What the job actually is

The title is a mouthful, but the job is pretty simple to describe: Christina and one other person keep all of Expel’s go-to-market systems running, integrated, and doing what everyone needs them to do. Sales, marketing, customer success. Somewhere north of 30 tools. Two people.

“We’re doing great,” she says with a saccharine smile. “It’s easy.” (It is not easy.)

No two days are the same. A chunk of every day is helping users and answering questions about why and how something works (or doesn’t). The rest of her time is dedicated to deeper work: the backlog of improvements and new builds that move the business forward. Right now that second category is getting harder to ignore.

“In this new AI realm, there’s a lot of opportunity for us to really build things for the enterprise at scale.”

 

The AI of it all

Christina is working on AI from two directions at once, and they’re pretty different problems.

The first is personal. Her role is getting more technical—less point-and-click admin work, more JavaScript, more working directly with APIs. She’s been using AI to help her prototype in real time, get unstuck on code, and move faster than a two-person team usually can. The prototypes go to her more technical counterpart for review before anything ships.

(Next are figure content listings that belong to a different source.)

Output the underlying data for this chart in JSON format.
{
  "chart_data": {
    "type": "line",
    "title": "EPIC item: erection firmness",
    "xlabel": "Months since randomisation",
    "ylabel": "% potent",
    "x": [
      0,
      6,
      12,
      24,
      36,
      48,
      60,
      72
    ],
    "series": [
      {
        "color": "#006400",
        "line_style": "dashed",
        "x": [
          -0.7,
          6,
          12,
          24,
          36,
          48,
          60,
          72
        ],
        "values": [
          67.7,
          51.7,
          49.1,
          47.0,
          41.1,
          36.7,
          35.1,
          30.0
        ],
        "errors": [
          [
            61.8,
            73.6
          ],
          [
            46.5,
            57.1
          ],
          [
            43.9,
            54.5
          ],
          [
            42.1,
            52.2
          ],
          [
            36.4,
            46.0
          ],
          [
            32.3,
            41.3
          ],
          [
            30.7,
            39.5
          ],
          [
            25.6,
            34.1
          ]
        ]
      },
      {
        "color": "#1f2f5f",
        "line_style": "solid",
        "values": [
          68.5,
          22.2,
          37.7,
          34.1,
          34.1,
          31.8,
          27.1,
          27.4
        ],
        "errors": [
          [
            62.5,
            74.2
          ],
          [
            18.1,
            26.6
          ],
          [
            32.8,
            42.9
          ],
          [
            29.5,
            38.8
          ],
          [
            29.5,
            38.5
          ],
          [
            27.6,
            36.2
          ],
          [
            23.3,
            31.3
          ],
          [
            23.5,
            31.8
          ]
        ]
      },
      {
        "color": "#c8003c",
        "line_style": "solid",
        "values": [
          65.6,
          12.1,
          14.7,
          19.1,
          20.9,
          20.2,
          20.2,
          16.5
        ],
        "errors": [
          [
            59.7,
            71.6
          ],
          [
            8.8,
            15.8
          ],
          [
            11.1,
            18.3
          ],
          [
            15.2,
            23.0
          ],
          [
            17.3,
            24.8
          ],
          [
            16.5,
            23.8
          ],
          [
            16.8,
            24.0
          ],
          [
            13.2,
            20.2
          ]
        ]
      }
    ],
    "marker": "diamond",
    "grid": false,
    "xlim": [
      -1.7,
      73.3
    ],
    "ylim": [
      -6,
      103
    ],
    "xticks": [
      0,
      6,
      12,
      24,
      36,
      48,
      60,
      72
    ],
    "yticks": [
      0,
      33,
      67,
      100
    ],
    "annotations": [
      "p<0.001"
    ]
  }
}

“I’m not a Salesforce developer. Anything I vibe code is absolutely not going into production for Salesforce.” Customer data is not a sandbox. But between the idea and the technical review, she can now cover a lot more ground on her own.

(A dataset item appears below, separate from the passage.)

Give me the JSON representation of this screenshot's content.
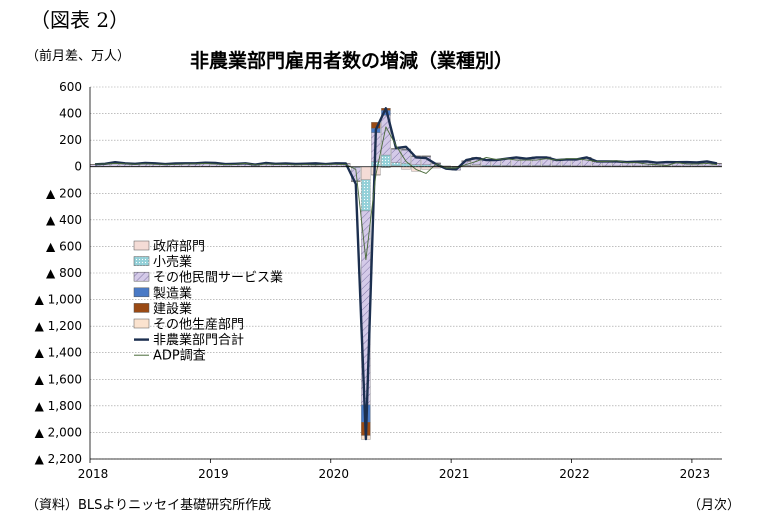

The second problem is an org-wide one. Across Expel’s go-to-market team—SDRs, account executives, CSMs—people have already been quietly building their own AI workflows. Daily briefings. Meeting prep. Pipeline review. Outbound messaging. Individuals have figured out what works for them. Christina’s job now is to find what’s actually working, where people are getting real replies and saving real time, and turn that into something the whole org can use.

She nearly typed “democratize” in a Slack message about this work, but reconsidered the corporate language—we didn’t get as lucky in this interview, but since she’s literally democratizing work, we’ll allow it. 

“We’re not trying to take away from that, we’re not knocking it, we’d love that you’ve done it. But how do we start to take what they’ve learned and standardize that as a model the org can use?”

 

The quilts

Before the interview started, the sewing conversation had already happened. So when the hidden talent came up, fabric wasn’t the surprise. The scale of it was.

It started with skirts—specifically, the lack of pockets in women’s clothing. Christina’s solution was to make her own. That led to quilting. Quilting led to going, in her words, “all in.” She now has four sewing machines, two full bookshelves of fabric yardage, a cube storage unit visible in the background throughout the entire call, and a (quilted) partridge in a pear tree.

Her most recent project: an 85-by-85-inch Lord of the Rings quilt. Six months of work. Some of her work shown below are quilts made for other Expletives, which really hits on that whole “quality people” thing she talked about earlier. 

A quilt with cats

A quilt with ducks

A Lord of the Rings-themed quilt

 

On Saturdays she goes to a local quilt shop, takes a small project, and sews alongside a rotating group of women who range from her age to her grandmother’s age—people she’d have had no other reason to meet. She started an Instagram. She thought about selling her work and decided against it, because once a craft becomes work, it stops being fun.

 

A very important question

In true Expel fashion, we asked Christina, “What’s your most unpopular food opinion?” She didn’t hesitate to respond. “I am a big lover of red dyes.” Specifically Captain Crunch Crunch Berries, Fruity Pebbles, and Nerds gummy clusters. The palate of a nine-year-old, she acknowledges. She’s fine with that.

This quickly derailed into a conversation about candy, and Christina shared her true guilty pleasure: Riesens, a German dark chocolate caramel treat. The guilty part comes from going back to the dentist if she loses another tooth to one of these candies, but that isn’t hindering her love for Riesens—she swears anyone who hasn’t had one is missing out (but not on teeth).